Savvy managers need to understand that instead of attempting to motivate high-tech employees, they should focus on creating an environment where workers can motivate themselves. Read how applying specific principles can help business executives establish an environment that will encourage high-technology employees to thrive.
An IT expert who'd worked on several high-profile space missions was invited to an annual dinner for sales reps. Those who had met their targets that year were seated at elegant tables, elbow to elbow with the company's top executives. Their gourmet meals were served on fine china. Each of their spouses received a lavish present, such as a fine piece of jewelry or a ticket for a cruise.
The salespeople who'd missed their targets were seated on the other side of the room, at picnic tables. Their dinners were served on paper plates. Their spouses gazed enviously across the room at the spouses of the more successful salespeople. One wife turned to her husband. "I don't want to see you home early," she said. "I don't want to see you on weekends. I want you out selling so we can go on that cruise!"
To the IT expert's surprise, the husband nodded. In fact, all the out-of-favor salespeople seemed eager to do better and sit with their more-successful colleagues the following year.
"If you tried that with technology people, they would all quit immediately!" says Stefano Stefan, PhD, assistant director of business, management, legal, and information technology programs, University of California, Irvine Extension, who heard about the dinner from one of the school's instructors.
For many high-tech employees, the ways of the business world, with its strict hierarchies, status rewards, and relentless focus on the bottom line, can seem alien and incomprehensible. Business executives who must interact with these "geeks" and oversee their work can find the relationship equally challenging. How can they get technology workers motivated about meeting their organization's strategic goals? How can they bridge the "geek gap"—the business/technology divide?

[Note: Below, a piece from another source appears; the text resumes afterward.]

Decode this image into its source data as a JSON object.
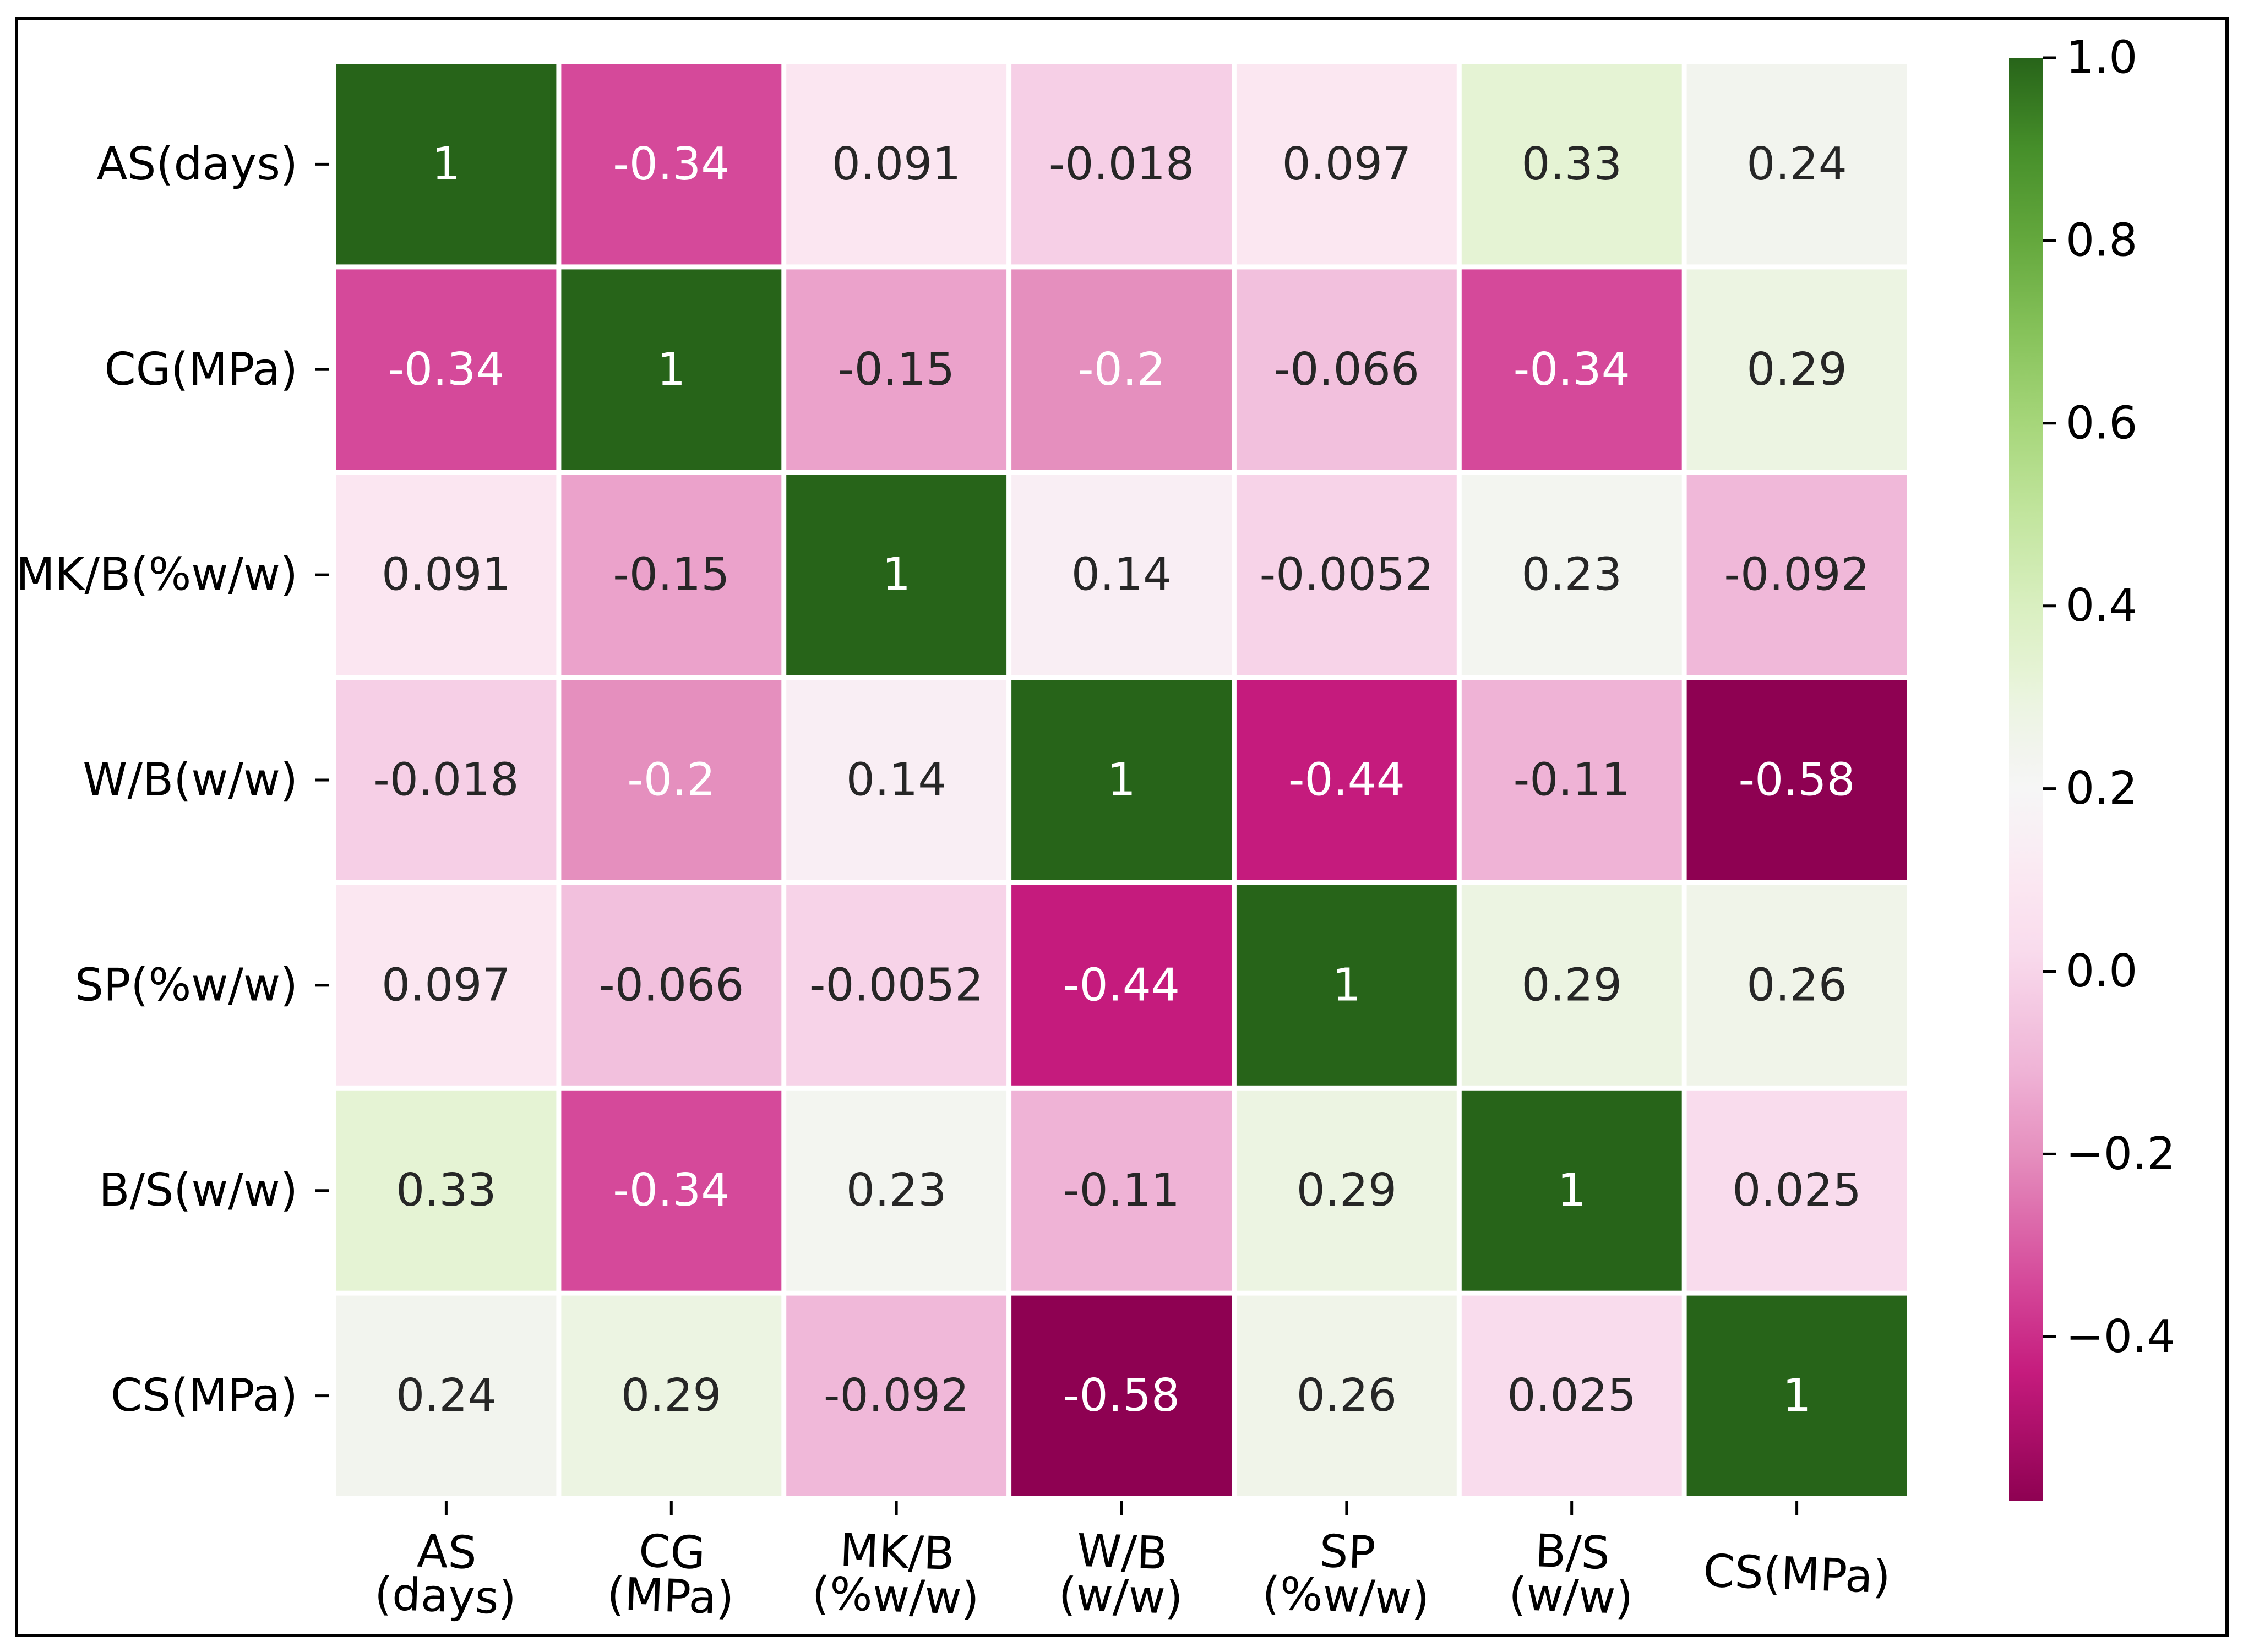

Begin by recognizing that there are fundamental differences between those who work with technology and those who work in business. The consulting firm BlessingWhite, in partnership with Stanford University, conducted a three-year study to determine what makes tech employees love their jobs and how they may differ from nontech employees. First and foremost, they found, tech workers identify themselves by the technological work they do, not the organization they work for. That is, ask geeks what they do for work, and you're likelier to hear "I'm a database programmer" than "I work for General Motors."